With ground rhino horn being worth more than gold on the illegal rhino horn market and considered to be a cure for many common ailments in traditional medicine, this work highlights the fallacy that it can heal. The marble artwork also stands as a wake-up call following the recent WWF Living Planet Report 2018 on biodiversity. The report highlighted how human activity alone caused a 60 per cent decline in overall biodiversity just in the last 40 years. These rates have only been seen with mass extinction events in geological history. Unlike with previous extinctions, however, it appears that one species alone is fully responsible: Homo sapiens.

'Wry?No!', Carrara marble, 31x66x10cm.
'Wry?No!', Carrara marble, 31x66x10cm.

Eunmi Mimi Kim – Exploring the Sensory Overload in Contemporary Society

Eunmi Kim was born and raised in South Korea. She is mainly interested in sensory perception and its corresponding communication. Her works tend to be self-reflective and research-driven while also being related to her scientific and medical interests, reflecting on cognition, neural activity, sensory deprivation, and sensorial and therapeutic experience.

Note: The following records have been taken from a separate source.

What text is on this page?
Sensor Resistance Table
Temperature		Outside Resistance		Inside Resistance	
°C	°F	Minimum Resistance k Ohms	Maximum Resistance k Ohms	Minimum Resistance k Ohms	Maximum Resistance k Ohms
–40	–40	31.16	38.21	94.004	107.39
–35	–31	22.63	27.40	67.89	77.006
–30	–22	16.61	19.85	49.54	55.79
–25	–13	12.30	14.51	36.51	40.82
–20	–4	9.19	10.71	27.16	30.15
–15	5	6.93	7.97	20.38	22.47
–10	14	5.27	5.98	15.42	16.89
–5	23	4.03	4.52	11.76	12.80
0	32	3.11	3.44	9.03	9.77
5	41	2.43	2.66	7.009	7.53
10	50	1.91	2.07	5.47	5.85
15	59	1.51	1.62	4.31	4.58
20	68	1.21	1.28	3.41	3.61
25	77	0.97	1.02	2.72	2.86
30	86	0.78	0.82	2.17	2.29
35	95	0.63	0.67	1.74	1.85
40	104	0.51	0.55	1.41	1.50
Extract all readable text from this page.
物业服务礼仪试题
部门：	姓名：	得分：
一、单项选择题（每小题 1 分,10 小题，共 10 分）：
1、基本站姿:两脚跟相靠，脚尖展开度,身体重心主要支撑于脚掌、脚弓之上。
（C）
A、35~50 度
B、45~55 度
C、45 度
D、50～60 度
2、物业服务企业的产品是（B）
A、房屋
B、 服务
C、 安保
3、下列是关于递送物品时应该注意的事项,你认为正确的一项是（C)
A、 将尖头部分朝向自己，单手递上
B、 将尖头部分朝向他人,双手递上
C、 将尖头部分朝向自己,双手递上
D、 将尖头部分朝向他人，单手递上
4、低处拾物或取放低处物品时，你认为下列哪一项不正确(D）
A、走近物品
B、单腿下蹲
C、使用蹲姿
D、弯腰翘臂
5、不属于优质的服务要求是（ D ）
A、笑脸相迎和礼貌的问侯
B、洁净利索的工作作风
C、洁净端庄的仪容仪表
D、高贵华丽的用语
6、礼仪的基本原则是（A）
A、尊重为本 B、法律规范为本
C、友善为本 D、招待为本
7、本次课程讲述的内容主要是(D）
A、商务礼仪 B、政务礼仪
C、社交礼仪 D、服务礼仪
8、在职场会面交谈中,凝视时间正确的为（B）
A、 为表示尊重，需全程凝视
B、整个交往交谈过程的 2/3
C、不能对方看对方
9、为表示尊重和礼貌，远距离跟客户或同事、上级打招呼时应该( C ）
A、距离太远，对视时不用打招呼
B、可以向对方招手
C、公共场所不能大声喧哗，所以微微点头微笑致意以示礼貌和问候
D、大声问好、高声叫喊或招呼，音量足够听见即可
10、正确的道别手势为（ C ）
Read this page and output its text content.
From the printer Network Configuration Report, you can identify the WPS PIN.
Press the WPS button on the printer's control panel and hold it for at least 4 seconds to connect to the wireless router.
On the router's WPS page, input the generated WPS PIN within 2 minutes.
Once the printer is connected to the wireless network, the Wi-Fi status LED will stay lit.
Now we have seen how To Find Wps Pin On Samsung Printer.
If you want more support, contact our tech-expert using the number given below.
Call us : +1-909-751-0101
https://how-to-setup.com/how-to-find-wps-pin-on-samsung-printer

As a person with hyperthyroidism, Kim is a solitary being who can easily be pushed into sensory overload. To confront her vulnerability, her multimedia project Me-Time (4.0): Mindfulness-Introspection-Void aims to realign the mind and body by reducing sensory stimuli while experiencing and expanding an awareness of the self. Her video installation comprises a series of self-experiments. They are conceptually-led performances shot at various locations that use introspective, meditative and eccentric methods of restricted environmental stimulation therapy (REST). As a coping mechanism, Kim chooses off-grid places that reduce sensory stimuli. These allow for subjective experiences of self-isolation and avoidance so she can ultimately enjoy a personal space, time and experience.